Today, we finally have the estimated data for 2010 by income percentile, and it turns out that the top 1 percent had a fantastic year. The data is in the World Top Income Database, as well as Emmanuel Saez’s updated “Striking it Richer: The Evolution of Top Incomes in the United States” (as well as the excel spreadsheet on his webpage).

The takeaway quote here goes something like this: “the top 1% captured 93% of the income gains in the first year of recovery.”

This data would suggest that from 2007 to 2009, we just made a huge transference of wealth from middle-class pocketbooks to handing over our family savings and retirement funds to the very same banks, people and corporations that got us into this budgetary fiscal mess in the first place.

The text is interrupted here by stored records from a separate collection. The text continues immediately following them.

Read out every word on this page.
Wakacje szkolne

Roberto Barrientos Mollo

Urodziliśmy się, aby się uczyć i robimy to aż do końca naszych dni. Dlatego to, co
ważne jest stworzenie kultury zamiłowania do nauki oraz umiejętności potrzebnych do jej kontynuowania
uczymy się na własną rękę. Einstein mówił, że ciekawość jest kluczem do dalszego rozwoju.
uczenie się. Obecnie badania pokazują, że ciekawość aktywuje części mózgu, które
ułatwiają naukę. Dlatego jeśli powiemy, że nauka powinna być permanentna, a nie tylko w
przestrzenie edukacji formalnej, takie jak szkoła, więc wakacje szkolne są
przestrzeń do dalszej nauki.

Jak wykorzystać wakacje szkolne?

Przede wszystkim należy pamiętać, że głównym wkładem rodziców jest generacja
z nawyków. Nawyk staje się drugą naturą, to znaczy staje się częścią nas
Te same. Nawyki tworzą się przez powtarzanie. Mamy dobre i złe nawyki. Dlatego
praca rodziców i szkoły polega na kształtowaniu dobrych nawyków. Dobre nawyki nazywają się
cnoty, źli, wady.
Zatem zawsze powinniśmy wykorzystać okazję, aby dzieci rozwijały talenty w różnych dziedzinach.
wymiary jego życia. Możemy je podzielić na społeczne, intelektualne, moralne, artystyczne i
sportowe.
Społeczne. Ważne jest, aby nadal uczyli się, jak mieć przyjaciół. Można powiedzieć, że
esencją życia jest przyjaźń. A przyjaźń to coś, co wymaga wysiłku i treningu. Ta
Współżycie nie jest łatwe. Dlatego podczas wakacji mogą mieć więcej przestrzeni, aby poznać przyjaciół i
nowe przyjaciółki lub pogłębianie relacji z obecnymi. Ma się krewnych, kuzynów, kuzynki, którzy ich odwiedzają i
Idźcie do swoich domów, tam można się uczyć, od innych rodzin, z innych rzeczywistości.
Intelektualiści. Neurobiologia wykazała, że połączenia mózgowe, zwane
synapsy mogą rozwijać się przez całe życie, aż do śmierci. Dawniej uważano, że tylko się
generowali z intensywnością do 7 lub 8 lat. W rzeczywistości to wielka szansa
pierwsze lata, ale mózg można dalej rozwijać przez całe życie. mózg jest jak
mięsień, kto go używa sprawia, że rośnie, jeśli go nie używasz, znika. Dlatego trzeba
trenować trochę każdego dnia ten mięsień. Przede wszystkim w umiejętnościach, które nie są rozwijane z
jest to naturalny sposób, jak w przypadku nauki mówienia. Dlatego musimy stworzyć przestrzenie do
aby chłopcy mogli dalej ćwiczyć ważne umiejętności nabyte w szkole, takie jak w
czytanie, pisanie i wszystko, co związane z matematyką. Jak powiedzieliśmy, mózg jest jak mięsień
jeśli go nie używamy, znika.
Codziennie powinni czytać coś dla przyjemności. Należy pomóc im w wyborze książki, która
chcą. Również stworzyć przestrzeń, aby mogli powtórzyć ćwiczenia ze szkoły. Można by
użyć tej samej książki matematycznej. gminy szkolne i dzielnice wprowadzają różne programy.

What a colossal mistake—the exception being Obama’s successful re-investment strategy when it came to the auto industry. Most of the harm was done to the economy well before Obama got into office. Thank god he was able to stop the bleeding.

It’s also worth noting that, pre-recession, inequality hadn’t been that high since the Great Depression, and now we are quickly returning to that state. It’s important to remember that a series of choices were made during the New Deal to react to runaway inequality, including changes to progressive taxation, financial regulation, monetary policy, labor unionization, and the provisioning of public goods and guaranteed social insurance.

It worked pre World War II and it could work again. The battle whether to tax corporations and rich people fairly will be fought over this election year and well into the next decade — it’s already been fought for the past three years — on all these previously mentioned fronts. The subsequent resolution will determine how broadly shared prosperity is going forward and whether our economy will continue to be as unstable as it has been.

The GOP could really care less about shared prosperity or economic growth—their concerns are about dismantling regulations and government programs that stand in their way to gaining a bigger piece of the pie. As it is, they own 93 percent of it. When will average folk take charge of their own financial future and support candidates that protect their own best interest? History has proven that GOP policies do nothing to address economic growth or create jobs.

You have to ask yourself, what kind of country do you want to live in? As simplistic as it seems, most leaders of the Tea Party and Conservative movements have no desire to pay their fair share or fight for the ideals of inclusion, opportunity and equality for all. 
It’s rather an “every man for himself” ideology—a world in which there is no compassion or shared sense of responsibility for participating in a civil society. It’s a world where you are a producer or a parasite-- a world where you were born into privilege or poverty. It’s a world we left in the early 1930's and it's one we don’t want to revisit again.